Indeed, Berlin is filled with ultra-cool individuals and hipsters galore. You’ll be tempted to toss out any clothing you own that isn’t black and to live in a pair of white and green Stan Smiths. You’ll start Instagram-ing your many third wave coffee experiences and likely go through a phase where all you’ll listen to is electronic music. Whilst immersing yourself in the trends of Berlin is something of a rite of passage, in the end don’t be afraid to pick and choose from them while remembering also to feel completely comfortable being yourself. This is the best way to keep Berlin weird, after all.
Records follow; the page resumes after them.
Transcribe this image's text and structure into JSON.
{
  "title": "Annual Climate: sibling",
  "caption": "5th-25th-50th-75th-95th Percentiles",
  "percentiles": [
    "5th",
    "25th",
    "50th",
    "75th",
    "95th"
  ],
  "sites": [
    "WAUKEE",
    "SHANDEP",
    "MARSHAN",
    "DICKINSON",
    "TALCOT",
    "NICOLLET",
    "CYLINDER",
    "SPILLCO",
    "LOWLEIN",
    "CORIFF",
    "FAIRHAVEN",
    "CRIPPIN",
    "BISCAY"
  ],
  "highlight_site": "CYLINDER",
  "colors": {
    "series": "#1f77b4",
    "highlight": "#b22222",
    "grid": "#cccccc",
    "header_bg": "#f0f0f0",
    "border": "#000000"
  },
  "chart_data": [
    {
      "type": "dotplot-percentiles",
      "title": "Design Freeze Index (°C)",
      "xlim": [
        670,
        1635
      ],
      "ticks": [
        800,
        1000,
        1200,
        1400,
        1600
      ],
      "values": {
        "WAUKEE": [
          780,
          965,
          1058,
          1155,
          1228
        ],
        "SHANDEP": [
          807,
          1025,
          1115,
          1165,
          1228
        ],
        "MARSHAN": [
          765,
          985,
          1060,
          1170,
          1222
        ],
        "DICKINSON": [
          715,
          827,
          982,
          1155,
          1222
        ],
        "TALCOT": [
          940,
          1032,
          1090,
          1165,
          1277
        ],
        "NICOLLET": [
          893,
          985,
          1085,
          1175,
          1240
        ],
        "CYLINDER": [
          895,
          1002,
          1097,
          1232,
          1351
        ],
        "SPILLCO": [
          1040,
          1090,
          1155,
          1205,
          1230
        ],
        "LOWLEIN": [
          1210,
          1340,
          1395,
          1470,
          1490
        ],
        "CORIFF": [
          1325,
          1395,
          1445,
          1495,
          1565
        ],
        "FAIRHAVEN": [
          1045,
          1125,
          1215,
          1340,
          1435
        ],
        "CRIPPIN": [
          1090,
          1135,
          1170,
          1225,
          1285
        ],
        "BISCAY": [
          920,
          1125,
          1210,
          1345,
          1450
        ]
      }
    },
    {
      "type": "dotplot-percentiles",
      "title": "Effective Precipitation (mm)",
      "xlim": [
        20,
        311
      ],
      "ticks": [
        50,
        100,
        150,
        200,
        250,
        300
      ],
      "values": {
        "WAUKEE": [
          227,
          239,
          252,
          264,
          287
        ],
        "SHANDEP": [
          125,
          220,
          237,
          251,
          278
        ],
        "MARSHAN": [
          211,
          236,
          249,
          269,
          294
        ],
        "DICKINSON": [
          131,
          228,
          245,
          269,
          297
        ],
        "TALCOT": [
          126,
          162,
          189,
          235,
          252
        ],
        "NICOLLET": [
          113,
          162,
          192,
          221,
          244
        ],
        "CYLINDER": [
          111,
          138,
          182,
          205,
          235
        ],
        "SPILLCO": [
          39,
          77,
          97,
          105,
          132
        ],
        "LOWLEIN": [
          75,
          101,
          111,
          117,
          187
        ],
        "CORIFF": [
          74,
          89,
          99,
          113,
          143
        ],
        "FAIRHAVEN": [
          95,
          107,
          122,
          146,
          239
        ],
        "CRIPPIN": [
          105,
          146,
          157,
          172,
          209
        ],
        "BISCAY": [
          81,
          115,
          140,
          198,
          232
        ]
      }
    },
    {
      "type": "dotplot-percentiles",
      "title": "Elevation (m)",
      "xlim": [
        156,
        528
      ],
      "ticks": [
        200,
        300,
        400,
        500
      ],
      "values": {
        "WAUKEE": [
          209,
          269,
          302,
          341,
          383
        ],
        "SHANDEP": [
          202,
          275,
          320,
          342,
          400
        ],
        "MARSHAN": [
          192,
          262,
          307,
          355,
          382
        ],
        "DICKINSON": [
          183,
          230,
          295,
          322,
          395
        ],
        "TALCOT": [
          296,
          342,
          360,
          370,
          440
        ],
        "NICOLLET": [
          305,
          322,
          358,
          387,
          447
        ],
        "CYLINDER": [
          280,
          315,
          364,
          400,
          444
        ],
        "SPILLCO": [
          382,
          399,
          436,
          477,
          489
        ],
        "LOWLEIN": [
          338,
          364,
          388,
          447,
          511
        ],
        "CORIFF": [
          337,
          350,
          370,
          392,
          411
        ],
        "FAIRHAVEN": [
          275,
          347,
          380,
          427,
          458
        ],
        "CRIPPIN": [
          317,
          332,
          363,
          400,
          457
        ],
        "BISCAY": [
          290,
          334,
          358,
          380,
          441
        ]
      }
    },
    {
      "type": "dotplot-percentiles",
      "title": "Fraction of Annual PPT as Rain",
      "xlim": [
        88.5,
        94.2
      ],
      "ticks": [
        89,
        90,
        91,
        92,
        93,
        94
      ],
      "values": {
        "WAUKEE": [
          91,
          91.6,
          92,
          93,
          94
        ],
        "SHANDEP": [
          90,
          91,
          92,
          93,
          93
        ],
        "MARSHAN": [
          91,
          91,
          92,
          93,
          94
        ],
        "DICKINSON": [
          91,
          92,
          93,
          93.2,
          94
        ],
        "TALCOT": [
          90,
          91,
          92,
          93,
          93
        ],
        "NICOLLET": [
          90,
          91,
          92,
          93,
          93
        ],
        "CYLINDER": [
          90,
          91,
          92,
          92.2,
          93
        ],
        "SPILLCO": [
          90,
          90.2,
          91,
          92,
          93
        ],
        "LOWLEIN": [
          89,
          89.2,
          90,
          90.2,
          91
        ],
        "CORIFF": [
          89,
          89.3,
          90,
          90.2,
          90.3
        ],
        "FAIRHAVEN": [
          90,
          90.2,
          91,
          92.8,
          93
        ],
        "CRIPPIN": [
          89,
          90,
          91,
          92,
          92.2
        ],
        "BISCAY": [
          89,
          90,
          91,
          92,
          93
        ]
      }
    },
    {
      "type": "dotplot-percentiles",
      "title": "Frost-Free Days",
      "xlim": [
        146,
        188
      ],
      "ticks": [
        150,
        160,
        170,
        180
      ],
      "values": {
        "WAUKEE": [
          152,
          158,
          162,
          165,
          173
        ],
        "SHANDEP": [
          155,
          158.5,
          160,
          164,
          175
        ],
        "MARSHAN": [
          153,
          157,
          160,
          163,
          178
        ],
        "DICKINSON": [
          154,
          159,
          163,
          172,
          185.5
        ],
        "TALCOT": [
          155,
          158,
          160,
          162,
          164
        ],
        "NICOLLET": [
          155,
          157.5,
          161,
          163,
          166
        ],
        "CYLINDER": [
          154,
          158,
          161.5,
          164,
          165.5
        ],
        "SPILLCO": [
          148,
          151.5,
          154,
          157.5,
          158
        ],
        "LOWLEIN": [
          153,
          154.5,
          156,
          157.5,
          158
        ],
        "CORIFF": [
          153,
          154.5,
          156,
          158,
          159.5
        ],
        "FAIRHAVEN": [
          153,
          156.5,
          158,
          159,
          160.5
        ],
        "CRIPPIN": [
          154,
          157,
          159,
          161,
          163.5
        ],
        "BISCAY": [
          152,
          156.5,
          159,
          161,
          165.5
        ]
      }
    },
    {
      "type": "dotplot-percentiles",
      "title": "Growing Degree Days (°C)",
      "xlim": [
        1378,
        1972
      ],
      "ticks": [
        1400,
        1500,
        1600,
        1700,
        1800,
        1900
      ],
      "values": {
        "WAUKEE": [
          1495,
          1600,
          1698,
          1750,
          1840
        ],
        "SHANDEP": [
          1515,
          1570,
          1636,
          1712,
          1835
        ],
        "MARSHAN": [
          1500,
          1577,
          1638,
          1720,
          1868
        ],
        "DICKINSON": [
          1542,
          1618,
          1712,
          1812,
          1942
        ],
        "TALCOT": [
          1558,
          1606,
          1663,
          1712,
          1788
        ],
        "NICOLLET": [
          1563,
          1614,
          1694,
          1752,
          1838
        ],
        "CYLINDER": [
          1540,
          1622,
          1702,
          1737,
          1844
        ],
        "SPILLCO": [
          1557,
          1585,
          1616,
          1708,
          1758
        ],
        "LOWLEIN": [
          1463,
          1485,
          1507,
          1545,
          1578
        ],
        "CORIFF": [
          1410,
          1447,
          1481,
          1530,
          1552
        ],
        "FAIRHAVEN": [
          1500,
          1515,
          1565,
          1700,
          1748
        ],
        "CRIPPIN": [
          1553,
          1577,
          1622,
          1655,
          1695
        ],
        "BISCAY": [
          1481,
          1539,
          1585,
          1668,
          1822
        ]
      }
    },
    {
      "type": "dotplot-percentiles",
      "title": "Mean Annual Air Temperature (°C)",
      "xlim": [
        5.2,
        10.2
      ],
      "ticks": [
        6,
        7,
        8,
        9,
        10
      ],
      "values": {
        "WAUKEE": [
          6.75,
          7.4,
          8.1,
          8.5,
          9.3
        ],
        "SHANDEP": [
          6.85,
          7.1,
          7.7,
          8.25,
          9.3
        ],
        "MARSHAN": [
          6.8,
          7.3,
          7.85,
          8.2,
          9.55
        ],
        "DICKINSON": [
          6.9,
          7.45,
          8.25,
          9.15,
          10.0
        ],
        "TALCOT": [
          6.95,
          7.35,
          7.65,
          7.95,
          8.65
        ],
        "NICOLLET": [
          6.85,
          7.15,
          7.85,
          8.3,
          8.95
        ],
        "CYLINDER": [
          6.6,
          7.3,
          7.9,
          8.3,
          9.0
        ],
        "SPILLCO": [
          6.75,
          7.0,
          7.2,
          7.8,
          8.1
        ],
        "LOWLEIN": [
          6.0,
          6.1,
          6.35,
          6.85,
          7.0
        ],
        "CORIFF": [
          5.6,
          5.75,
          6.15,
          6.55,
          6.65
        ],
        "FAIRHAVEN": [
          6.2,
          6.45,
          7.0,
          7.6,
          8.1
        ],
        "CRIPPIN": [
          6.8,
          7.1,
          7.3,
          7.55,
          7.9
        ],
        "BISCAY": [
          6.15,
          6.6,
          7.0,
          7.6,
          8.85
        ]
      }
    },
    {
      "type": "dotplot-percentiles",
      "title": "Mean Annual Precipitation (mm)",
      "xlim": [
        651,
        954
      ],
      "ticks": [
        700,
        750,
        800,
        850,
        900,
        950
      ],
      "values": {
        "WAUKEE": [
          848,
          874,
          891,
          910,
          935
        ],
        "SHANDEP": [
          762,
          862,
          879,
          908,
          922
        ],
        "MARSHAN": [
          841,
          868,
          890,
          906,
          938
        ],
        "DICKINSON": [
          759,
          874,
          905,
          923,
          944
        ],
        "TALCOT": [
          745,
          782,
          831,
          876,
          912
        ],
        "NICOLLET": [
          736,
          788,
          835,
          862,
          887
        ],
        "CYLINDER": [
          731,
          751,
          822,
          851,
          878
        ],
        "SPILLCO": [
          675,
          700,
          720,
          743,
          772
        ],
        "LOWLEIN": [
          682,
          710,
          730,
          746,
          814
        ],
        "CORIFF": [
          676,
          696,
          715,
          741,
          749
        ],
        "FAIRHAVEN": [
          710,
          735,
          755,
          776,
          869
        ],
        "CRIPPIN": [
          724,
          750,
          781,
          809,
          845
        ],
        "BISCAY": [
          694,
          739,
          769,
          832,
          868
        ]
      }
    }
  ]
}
Because Berlin is relatively cheap compared to other major capital cities around the world, it still is possible to come here and try your hand at something new. It’s the ideal place to pursue the dreams of being an artist or a writer, something that may have been all but impossible in another setting where simply getting by required you to hustle at a job you hated. The networks and infrastructures for such creative endeavors and entrepreneurial projects are already in place, so it’s only a matter of breaking in and making these raw materials work for you and your goals.
The truth is that packing up and moving from your culture, even for those that didn’t quite fit in at home, comes with plenty of struggle. People will stereotype you or tokenize you based on your nationality, you will feel out of place at times, and you will get fed up with how much more elusive it is to deal with basic things while immersed in a different language and culture. Recognize that this is all part of the journey and revel in how much more connected it makes you feel to other expats like you. And when you do begin to figure things out, there’s no better feeling.